I have a filename with x number of characters then a five digit sequence surrounded by a single underscore on either side then another set of x number of characters. I want to take the 5 digit number and put that into a variable.

我有一个包含 x 个字符的文件名,然后是一个五位数字序列,两边各有一个下划线,然后是另一组 x 个字符。我想取 5 位数字并将其放入变量中。

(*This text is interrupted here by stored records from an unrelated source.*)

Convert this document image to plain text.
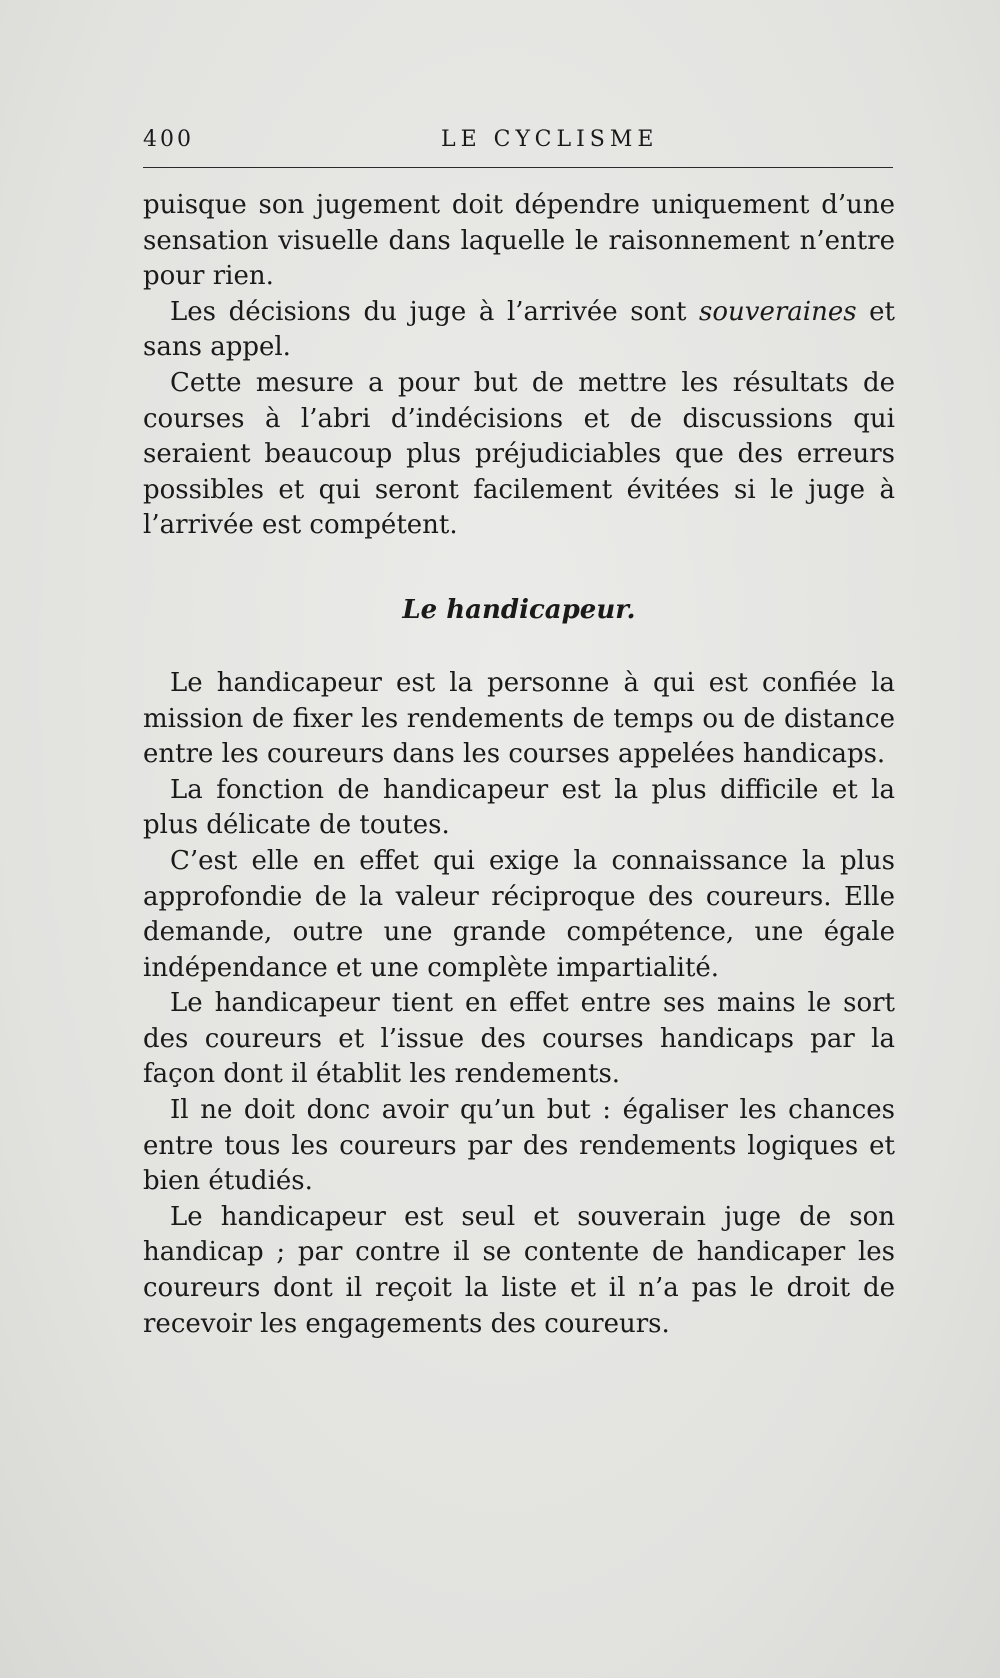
400	LE CYCLISME

puisque son jugement doit dépendre uniquement d’une sensation visuelle dans laquelle le raisonnement n’entre pour rien.

Les décisions du juge à l’arrivée sont souveraines et sans appel.

Cette mesure a pour but de mettre les résultats de courses à l’abri d’indécisions et de discussions qui seraient beaucoup plus préjudiciables que des erreurs possibles et qui seront facilement évitées si le juge à l’arrivée est compétent.

Le handicapeur.

Le handicapeur est la personne à qui est confiée la mission de fixer les rendements de temps ou de distance entre les coureurs dans les courses appelées handicaps.

La fonction de handicapeur est la plus difficile et la plus délicate de toutes.

C’est elle en effet qui exige la connaissance la plus approfondie de la valeur réciproque des coureurs. Elle demande, outre une grande compétence, une égale indépendance et une complète impartialité.

Le handicapeur tient en effet entre ses mains le sort des coureurs et l’issue des courses handicaps par la façon dont il établit les rendements.

Il ne doit donc avoir qu’un but : égaliser les chances entre tous les coureurs par des rendements logiques et bien étudiés.

Le handicapeur est seul et souverain juge de son handicap ; par contre il se contente de handicaper les coureurs dont il reçoit la liste et il n’a pas le droit de recevoir les engagements des coureurs.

I found some grepways that may be useful:

我发现了一些grep可能有用的方法:

$ echo "someletters_12345_moreleters.ext" | grep -Eo "[[:digit:]]{5}" 
12345

or better

或更好

$ echo "someletters_12345_moreleters.ext" | grep -Po '(?<=_)\d+' 
12345

And then with -Posyntax:

然后使用-Po语法:

$ echo "someletters_12345_moreleters.ext" | grep -Po '(?<=_)\d{5}' 
12345

Or if you want to make it fit exactly 5 characters:

或者,如果您想让它恰好适合 5 个字符:

name='someletters_12345_moreleters.ext'

echo $name | sed 's/[^0-9]*//g'    # 12345
echo $name | tr -c -d 0-9          # 12345

Finally, to make it be stored in a variable it is just need to use the var=$(command)syntax.

最后,要将其存储在变量中,只需要使用var=$(command)语法即可。

回答by fedorqui 'SO stop harming'

If we focus in the concept of:
"A run of (one or several) digits"

如果我们专注于
“一系列(一个或几个)数字”的概念

We could use several external tools to extract the numbers.
We could quite easily erase all other characters, either sed or tr:

我们可以使用几种外部工具来提取数字。
我们可以很容易地删除所有其他字符,无论是 sed 还是 tr:

echo $name | sed 's/[^0-9]*//g'    # 12345323
echo $name | tr -c -d 0-9          # 12345323

But if $name contains several runs of numbers, the above will fail:

但是如果 $name 包含多个数字运行,上面的将失败:

If "name=someletters_12345_moreleters_323_end.ext", then:

如果“name=someletters_12345_moreleters_323_end.ext”,则:

echo $name | sed 's/[^0-9]*\([0-9]\{1,\}\).*$//'
perl -e 'my $name='$name';my ($num)=$name=~/(\d+)/;print "$num\n";'

We need to use regular expresions (regex).
To select only the first run (12345 not 323) in sed and perl:

我们需要使用正则表达式(regex)。
要在 sed 和 perl 中仅选择第一次运行(12345 而不是 323):

regex=[^0-9]*([0-9]{1,}).*$; \
[[ $name =~ $regex ]] && echo ${BASH_REMATCH[1]}

But we could as well do it directly in bash(1):

但是我们也可以直接在 bash (1) 中进行

##代码##

This allows us to extract the FIRST run of digits of any length
surrounded by any other text/characters.

这允许我们提取
由任何其他文本/字符包围的任何长度的第一轮数字。

Note: regex=[^0-9]*([0-9]{5,5}).*$;will match only exactly 5 digit runs. :-)

注意regex=[^0-9]*([0-9]{5,5}).*$;将仅匹配 5 位数字运行。:-)

(1): faster than calling an external tool for each short texts. Not faster than doing all processing inside sed or awk for large files.

(1):比为每个短文本调用外部工具更快。不比在 sed 或 awk 中对大文件进行所有处理快。